Sempre nel libro, Lei scrive: «nelle azioni delinquenziali delle BR c’è una certa razionalità culturale che ha come termine di riferimento il pensiero, cioè l’ideologia, Feltrinelli ha incarnato nella storia del terrorismo il regresso irrazionale, l’infantilismo e una forma di violenza che finisce per rafforzare i cardini dello sfruttamento capitalistico»: quali conseguenze produsse la morte di Feltrinelli? Nessuna conseguenza rilevante, io credo, tranne una diminuzione del foraggiamento. Fu anche, sotto il profilo politico, una liberazione. I messaggi delle BR, già da un anno dopo la formazione dei primi nuclei,. non possono essere letti dentro le loro singole azioni. Il concetto fochista è superato dalla ratio – altrimenti la lotta armata si rovescia in spunti singoli, dove si pensa che basti mordere: la riflessione teorico-politica delle BR è contraria a chi agisce autonomamente e non per conto dell’organizzazione.
Quali azioni di lotta armata adottarono le BR e quale evoluzione ne caratterizzò la strategia? La lotta armata delle BR inizia con l’inondazione del Nord-Italia di volantini, manifesti, materiale propagandistico vario, e slogan trasmessi fuori dalle fabbriche. Nascono poi, in serie, i comunicati. Non sarò certo io a sottolineare che le prime azioni delle BR erano talmente poco credibili che solo i giornali di destra ne davano notizia. Diventarono assai più pesanti col tempo, quando l’idea del diritto proletario attecchì nella società.
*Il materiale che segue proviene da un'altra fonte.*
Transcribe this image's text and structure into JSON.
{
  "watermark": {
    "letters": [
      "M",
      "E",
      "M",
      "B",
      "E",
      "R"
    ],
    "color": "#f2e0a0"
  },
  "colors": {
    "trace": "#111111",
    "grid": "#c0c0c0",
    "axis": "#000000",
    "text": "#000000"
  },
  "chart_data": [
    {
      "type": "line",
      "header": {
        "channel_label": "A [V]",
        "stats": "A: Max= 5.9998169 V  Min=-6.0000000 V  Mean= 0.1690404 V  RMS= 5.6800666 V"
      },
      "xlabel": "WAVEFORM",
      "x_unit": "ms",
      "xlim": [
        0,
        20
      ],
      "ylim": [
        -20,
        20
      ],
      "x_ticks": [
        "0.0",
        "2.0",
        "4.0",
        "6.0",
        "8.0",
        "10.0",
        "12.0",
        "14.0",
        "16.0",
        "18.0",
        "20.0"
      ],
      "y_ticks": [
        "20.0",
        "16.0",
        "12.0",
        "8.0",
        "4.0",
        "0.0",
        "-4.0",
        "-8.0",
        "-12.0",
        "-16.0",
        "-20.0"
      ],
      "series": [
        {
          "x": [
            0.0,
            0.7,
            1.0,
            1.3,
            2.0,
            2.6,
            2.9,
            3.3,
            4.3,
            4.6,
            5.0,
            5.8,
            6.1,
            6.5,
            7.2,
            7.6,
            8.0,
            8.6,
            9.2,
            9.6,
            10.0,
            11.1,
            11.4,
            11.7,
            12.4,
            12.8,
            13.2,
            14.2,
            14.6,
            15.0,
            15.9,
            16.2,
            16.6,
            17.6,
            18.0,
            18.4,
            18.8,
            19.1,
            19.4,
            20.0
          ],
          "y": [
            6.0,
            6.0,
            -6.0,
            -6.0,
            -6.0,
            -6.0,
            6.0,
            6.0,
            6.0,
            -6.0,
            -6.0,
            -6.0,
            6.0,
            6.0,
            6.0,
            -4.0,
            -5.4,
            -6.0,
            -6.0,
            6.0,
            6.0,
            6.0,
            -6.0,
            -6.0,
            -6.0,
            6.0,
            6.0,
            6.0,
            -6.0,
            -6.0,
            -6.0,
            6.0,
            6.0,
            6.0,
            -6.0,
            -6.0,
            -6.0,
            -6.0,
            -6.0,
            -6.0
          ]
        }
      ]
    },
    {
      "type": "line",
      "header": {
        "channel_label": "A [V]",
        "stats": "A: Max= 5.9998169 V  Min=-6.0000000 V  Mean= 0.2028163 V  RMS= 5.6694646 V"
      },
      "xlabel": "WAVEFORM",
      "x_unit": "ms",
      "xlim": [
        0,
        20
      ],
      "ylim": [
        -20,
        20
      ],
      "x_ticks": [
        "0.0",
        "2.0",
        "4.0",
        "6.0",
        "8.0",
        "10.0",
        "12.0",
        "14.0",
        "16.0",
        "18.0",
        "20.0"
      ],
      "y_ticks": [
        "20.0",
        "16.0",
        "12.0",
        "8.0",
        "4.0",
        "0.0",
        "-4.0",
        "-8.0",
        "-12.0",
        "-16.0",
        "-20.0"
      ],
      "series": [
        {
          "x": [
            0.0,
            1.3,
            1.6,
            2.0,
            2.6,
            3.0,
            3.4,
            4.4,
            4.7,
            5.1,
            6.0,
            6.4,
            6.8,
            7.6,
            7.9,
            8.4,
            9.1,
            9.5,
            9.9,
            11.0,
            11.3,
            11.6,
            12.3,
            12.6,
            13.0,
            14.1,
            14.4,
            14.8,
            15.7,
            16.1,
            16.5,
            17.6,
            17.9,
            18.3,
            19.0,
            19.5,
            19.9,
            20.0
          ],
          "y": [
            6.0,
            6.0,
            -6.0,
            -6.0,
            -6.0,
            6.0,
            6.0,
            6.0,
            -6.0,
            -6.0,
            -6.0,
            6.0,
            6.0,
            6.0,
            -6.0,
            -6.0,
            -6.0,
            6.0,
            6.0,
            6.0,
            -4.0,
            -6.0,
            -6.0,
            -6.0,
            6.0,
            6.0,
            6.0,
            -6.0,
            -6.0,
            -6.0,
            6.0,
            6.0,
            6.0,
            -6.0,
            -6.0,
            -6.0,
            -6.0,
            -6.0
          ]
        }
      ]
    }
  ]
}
Al di là del folklore iniziale, le BR rivelarono una strategia – pescata un po’ sui libri o ricopiata dalle mozioni dei paesi sudamericani. Se n’è parlato in abbondanza.
Curzia Ferrari, scrittrice, giornalista d’opinione, studiosa di letteratura dell’Est. Tra i suoi libri più importanti: Gorkij fra la critica e il dogma, Isadora, Majakovskij, la storia e il romanzo, Memorie del processo Slanskij, traduttrice dei poemi di Viktòr Sosnòra e di molti altri poeti dell’Urss. Autrice di sceneggiati Tv, del programma “Poesia nel mondo” e di altri programmi letterari. Quattro volte Premio della “Presidenza del Consiglio”, medaglia d’oro di benemerenza civica di Milano, dove è nata, premio “Caterina Imperatrice” per la diffusione della cultura russa in Italia e altre onorificenze. È tradotta in tredici paesi.